Moving a WordPress site is a pain, but not impossible. There are many scripts and applications that can do the work for you if you’re pressed for time, or not comfortable doing it yourself. Me, I’m a do it myselfer; I spent a good couple hours one night moving my sites around and cleaning things up.
Now, this is a quick walk-through of the process I took. If these notes are helpful to you, that’s great, that’s why I’m sharing. But if you’re not already familiar with cPanel, WHM, and command line (SSH), this may not be of any help to you. When in doubt, ask your webhost for help! :)
I’d made multiple backups in the process of the anticipated migration from Lunarpages to KnownHost (who is quite awesome by the way and I love to bits!), and knew that everything on the site was contained in many redundant backup files, so I was ok if something was deleted erroneously. I had been pruning my domains over the course of the last couple of years, letting some go, while planning to rebuild or move others. A couple hobby blogs that were no longer updated I had moved to Tumblr. Three others I decided to let go. So, I could delete the folders and files belonging to those.
Any addon domains that I planned to keep needed their own cPanel account. So, I created those. I then copied the files from the subdomain folder located in my main domain’s public_html folder to the new account’s public_html folder. I moved them via the command line, so I had to go behind and clean up the ownerships using these commands:
Change ownership for each directory to the cPanel user for it:
# for i in `ls /var/cpanel/users`; do chown -R $i:$i /home/$i/public_html/*; done
Etc. folders need user.mail ownership and public_html needs group owner as nobody, so use the following commands to fix the issue:
# for i in `ls /var/cpanel/users`; do chown $i:$i /home/$i -R; done
# for i in `ls /var/cpanel/users`; do chown $i:nobody /home/$i/public_html; done
# for i in `ls /var/cpanel/users`; do chown $i:mail /home/$i/etc -R; done
After I fixed the file ownerships, I created a database and user on the new account. I then exported the data from the old WordPress database to a .SQL file and used that to import it into the new database. All that was left then was to update the wp-config.php file with the new database name and credentials.

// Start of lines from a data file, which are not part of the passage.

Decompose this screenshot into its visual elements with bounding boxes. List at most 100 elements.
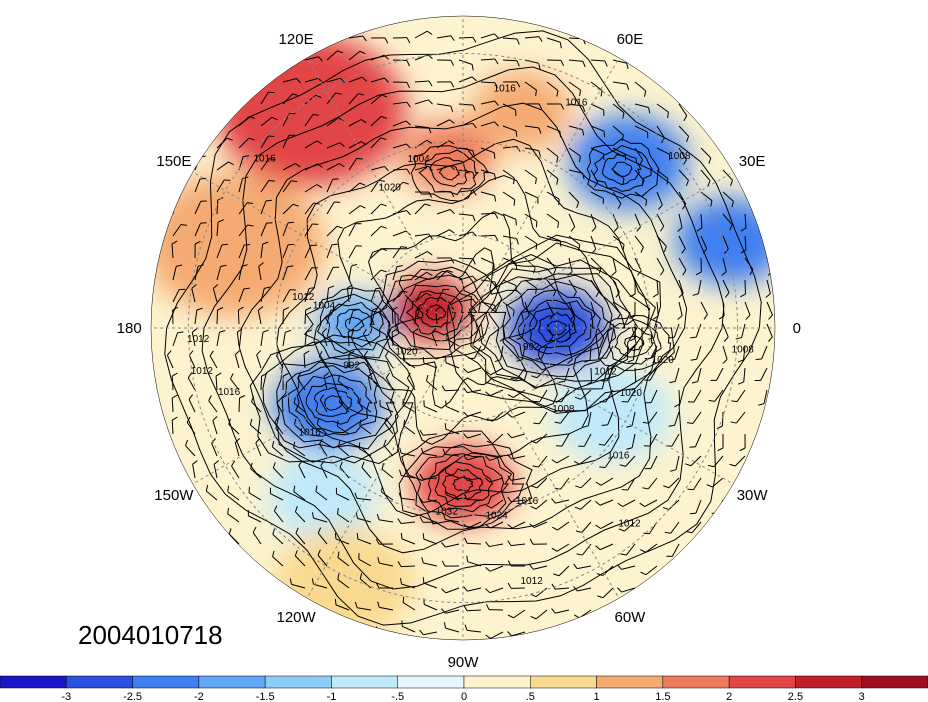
wind-barb bbox=[392, 209, 407, 215]
wind-barb-flag bbox=[637, 270, 642, 276]
wind-barb bbox=[502, 146, 517, 149]
wind-barb-flag bbox=[337, 551, 340, 558]
wind-barb-flag bbox=[471, 76, 477, 82]
wind-barb bbox=[379, 519, 394, 523]
wind-barb-flag bbox=[265, 199, 272, 202]
wind-barb-flag bbox=[615, 292, 620, 298]
wind-barb-flag bbox=[737, 359, 744, 363]
wind-barb bbox=[445, 609, 460, 614]
wind-barb bbox=[558, 565, 570, 577]
wind-barb-flag bbox=[578, 156, 581, 163]
wind-barb bbox=[649, 433, 658, 447]
wind-barb bbox=[693, 389, 702, 403]
wind-barb bbox=[490, 367, 504, 376]
wind-barb bbox=[347, 331, 350, 347]
wind-barb bbox=[533, 565, 548, 570]
wind-barb-flag bbox=[337, 50, 344, 54]
wind-barb-flag bbox=[217, 219, 224, 223]
wind-barb-flag bbox=[708, 399, 715, 402]
meridian bbox=[192, 327, 464, 485]
wind-barb bbox=[412, 332, 416, 347]
wind-barb bbox=[248, 515, 262, 523]
wind-barb-flag bbox=[494, 195, 497, 202]
wind-barb bbox=[502, 257, 517, 264]
wind-barb bbox=[392, 266, 398, 281]
wind-barb bbox=[546, 125, 561, 132]
wind-barb-flag bbox=[272, 462, 276, 469]
wind-barb bbox=[423, 631, 438, 636]
isobar bbox=[249, 334, 415, 465]
wind-barb-flag bbox=[406, 168, 411, 175]
wind-barb-flag bbox=[318, 77, 323, 84]
wind-barb-flag bbox=[739, 447, 746, 452]
wind-barb bbox=[326, 288, 329, 303]
latitude-circle bbox=[368, 233, 558, 423]
contour-label: 1016 bbox=[218, 387, 241, 398]
wind-barb-flag bbox=[399, 447, 402, 454]
wind-barb-flag bbox=[419, 497, 424, 503]
wind-barb-flag bbox=[428, 233, 433, 240]
wind-barb-flag bbox=[449, 209, 455, 215]
wind-barb bbox=[589, 345, 592, 361]
wind-barb-flag bbox=[351, 263, 358, 267]
wind-barb bbox=[535, 499, 548, 510]
wind-barb-flag bbox=[317, 527, 322, 534]
wind-barb bbox=[436, 289, 444, 303]
wind-barb-flag bbox=[686, 422, 694, 424]
wind-barb bbox=[568, 169, 583, 174]
wind-barb-flag bbox=[334, 532, 337, 539]
wind-barb bbox=[581, 521, 592, 533]
wind-barb bbox=[191, 332, 196, 347]
wind-barb-flag bbox=[611, 271, 617, 276]
wind-barb bbox=[674, 367, 680, 382]
wind-barb bbox=[260, 116, 273, 127]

The only snag I ran into was that the site would not load, giving no error message, only a blank screen. After double-checking everything, I remembered that I had forgotten to turn off the caching plugin before moving the files. As soon as I deleted the cache directory, the site came right up.
I had no emails or anything of that nature on this domain, so I didn’t have to fool with that. All that was left after all this was to make my DNS changes on my domain’s record with the registrar pointing to my new nameservers.
Granted, if I had emails, addon domains, parked domains, and much more, this would have been a nightmare. cPanel currently does not support an addon-to-account migration but I know of someone working on a script to do this. Who knows, maybe it will be supported soon. But in the meantime, I hope my notes are helpful to someone. Just be sure to go back behind yourself and clean up any leftover site files, and be sure to remove the addon domain from your old/main’s cPanel account.
I will say this … running a VPS is more work than having a simple shared hosting account, but very much worth it if you’re willing to put the time in to learn how to admin properly. That said, I know I can trust my host‘s support team to help me if I screw something up. LOL!